Nonostante ciò, Bernardelli aveva continuato a dare notizie di sé tramite i social, raccontando le difficoltà quotidiane vissute, come la fatica nel deambulare e la continua necessità di ossigeno, ma anche la vicinanza di amici, conoscenti e del personale medico e infermieristico, che in varie occasioni ha ringraziato.

Bernardelli aveva chiarito nei vari post come la sua fosse la volontà di raccontare quanto succede di norma tra le mura di un ospedale in questo periodo di crisi sanitaria e, allo stesso tempo, di tenersi in contatto con quanti lo conoscono sui social.

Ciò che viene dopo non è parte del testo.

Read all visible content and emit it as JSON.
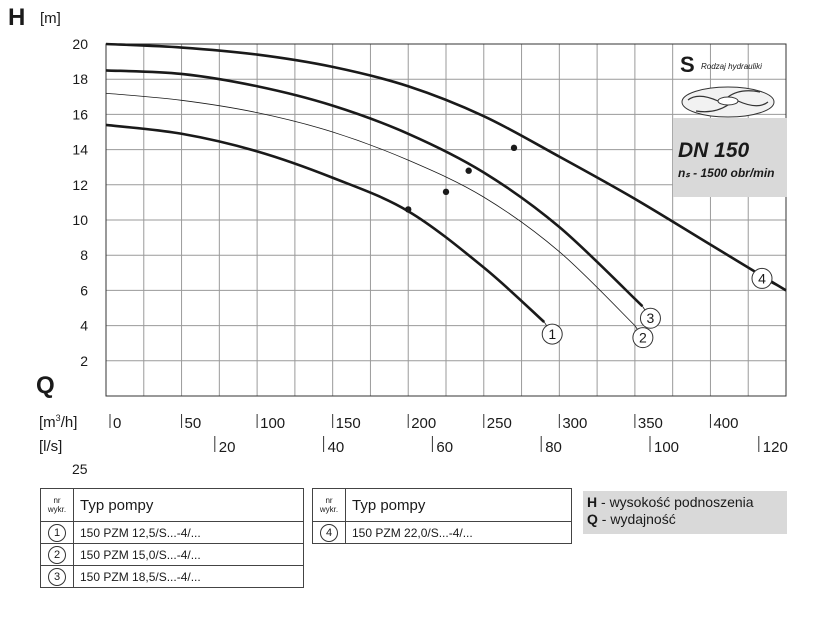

E sempre tramite social aveva fatto cenno al ricovero di Bruno Zanette e Pietro Tesser, altri due profili molto conosciuti nella città del Cima, anch’essi costretti al ricovero a causa di questo subdolo virus (qui l’articolo).

Come ha spiegato Giovanni Bernardelli, le dimissioni sono arrivate verso mezzogiorno di oggi, giovedì 8 aprile. 

“Sono a casa e sono felicissimo”, ha spiegato con poche parole che danno l’idea del sollievo provato nel tornare a casa.